Harder blows followed.

Presenting myself at the Covenant Bank of Glin one morning to withdraw funds for living expenses, I learned that my account had been sequestered at the request of the Grand Treasurer of Salla, who was investigating the possibility of an illegal transfer of capital out of that province. By blustering and waving my royal passport about, I managed to break loose enough money for seven days’ food and lodging, but the rest of my savings was lost to me, for I had no stomach for the kind of appeals and maneuvers that might free it.

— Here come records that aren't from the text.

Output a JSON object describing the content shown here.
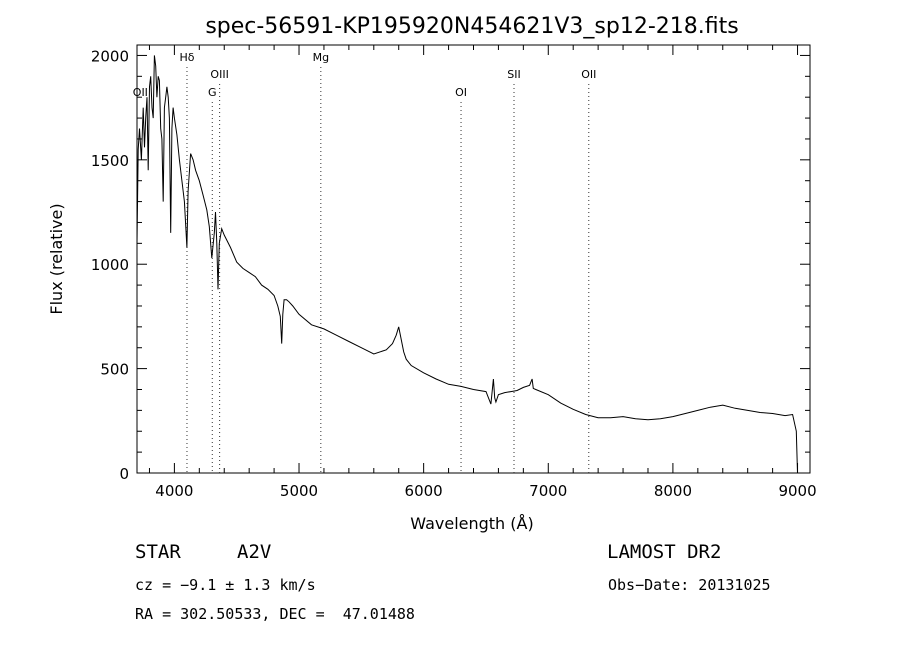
{
  "chart_data": {
    "type": "line",
    "title": "spec-56591-KP195920N454621V3_sp12-218.fits",
    "xlabel": "Wavelength (Å)",
    "ylabel": "Flux (relative)",
    "xlim": [
      3700,
      9100
    ],
    "ylim": [
      0,
      2050
    ],
    "xticks": [
      4000,
      5000,
      6000,
      7000,
      8000,
      9000
    ],
    "yticks": [
      0,
      500,
      1000,
      1500,
      2000
    ],
    "grid": false,
    "series": [
      {
        "x": [
          3700,
          3710,
          3720,
          3735,
          3750,
          3760,
          3770,
          3780,
          3790,
          3800,
          3810,
          3820,
          3830,
          3840,
          3850,
          3860,
          3870,
          3880,
          3890,
          3900,
          3910,
          3920,
          3930,
          3940,
          3950,
          3960,
          3970,
          3980,
          3990,
          4000,
          4020,
          4040,
          4060,
          4080,
          4100,
          4110,
          4130,
          4150,
          4170,
          4200,
          4230,
          4260,
          4280,
          4300,
          4320,
          4330,
          4340,
          4350,
          4360,
          4380,
          4400,
          4450,
          4500,
          4550,
          4600,
          4650,
          4700,
          4750,
          4800,
          4830,
          4850,
          4861,
          4870,
          4880,
          4900,
          4920,
          4950,
          5000,
          5100,
          5200,
          5300,
          5400,
          5500,
          5600,
          5700,
          5750,
          5780,
          5800,
          5820,
          5840,
          5860,
          5900,
          6000,
          6100,
          6200,
          6300,
          6400,
          6500,
          6540,
          6560,
          6570,
          6580,
          6600,
          6650,
          6700,
          6750,
          6800,
          6850,
          6870,
          6880,
          6900,
          7000,
          7100,
          7200,
          7300,
          7400,
          7500,
          7600,
          7700,
          7800,
          7900,
          8000,
          8100,
          8200,
          8300,
          8400,
          8500,
          8600,
          8700,
          8800,
          8900,
          8960,
          8990,
          9000
        ],
        "y": [
          1100,
          1550,
          1650,
          1500,
          1750,
          1560,
          1700,
          1800,
          1450,
          1850,
          1900,
          1750,
          1700,
          2000,
          1950,
          1800,
          1900,
          1880,
          1650,
          1600,
          1300,
          1750,
          1800,
          1850,
          1800,
          1700,
          1150,
          1650,
          1750,
          1700,
          1620,
          1500,
          1400,
          1300,
          1080,
          1350,
          1530,
          1500,
          1450,
          1400,
          1330,
          1260,
          1180,
          1030,
          1150,
          1250,
          1100,
          880,
          1100,
          1170,
          1140,
          1080,
          1010,
          980,
          960,
          940,
          900,
          880,
          850,
          800,
          750,
          620,
          760,
          830,
          830,
          820,
          800,
          760,
          710,
          690,
          660,
          630,
          600,
          570,
          590,
          620,
          660,
          700,
          640,
          580,
          545,
          515,
          480,
          450,
          425,
          415,
          400,
          390,
          330,
          450,
          360,
          340,
          375,
          385,
          390,
          395,
          410,
          420,
          450,
          405,
          400,
          375,
          335,
          305,
          280,
          265,
          265,
          270,
          260,
          255,
          260,
          270,
          285,
          300,
          315,
          325,
          310,
          300,
          290,
          285,
          275,
          280,
          200,
          0
        ]
      }
    ],
    "line_markers": [
      {
        "label": "OII",
        "x": 3727,
        "row": 2
      },
      {
        "label": "Hδ",
        "x": 4101,
        "row": 0
      },
      {
        "label": "OIII",
        "x": 4363,
        "row": 1
      },
      {
        "label": "G",
        "x": 4304,
        "row": 2
      },
      {
        "label": "Mg",
        "x": 5175,
        "row": 0
      },
      {
        "label": "OI",
        "x": 6300,
        "row": 2
      },
      {
        "label": "OII",
        "x": 7325,
        "row": 1
      },
      {
        "label": "SII",
        "x": 6725,
        "row": 1
      }
    ]
  },
  "info": {
    "object_class": "STAR",
    "subclass": "A2V",
    "survey": "LAMOST DR2",
    "cz": "cz = −9.1 ± 1.3 km/s",
    "obs_date": "Obs−Date: 20131025",
    "coords": "RA = 302.50533, DEC =  47.01488"
  }
}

Next I was visited at my hostelry by a diplomat of Salla, a jackal of an undersecretary who reminded me, with many a genuflection and formula of respect, that my brother’s wedding would shortly take place and I was expected to return and serve as ring-linker. Knowing that I would never leave Salla City again if ever I gave myself into Stirron’s hands, I explained that urgent business required me to remain in Glain during the season of the nuptials, and asked that my deep regrets be conveyed to the septarch. The undersecretary received this with professional grace, but it was not hard for me to detect the savage gleam of pleasure beneath his outer mask: I was buying me trouble, he was telling himself, and he would gladly help me close the contract.

On the fourth day thereafter my innkeeper came to tell me that I could no longer stay at the hostelry, for my passport had been revoked and I had no legal status in Glin.

This was an impossibility. A royal passport such as I carried is granted for life, and is valid in every province of Velada Borthan except in times of war, and there was no war at the moment between Salla and Glin. The innkeeper shrugged away my words; he showed me his notice from the police, ordering him to evict his illegal alien, and he suggested that if I had objections I should take the matter up with the appropriate bureau of the Glinish civil service, for it was beyond his scope. I regarded filing such an appeal as unwise. My eviction had not come about by accident, and should I appear at any government office, I was likely to find myself arrested and hustled across the Huish into Stirron’s grasp forthwith.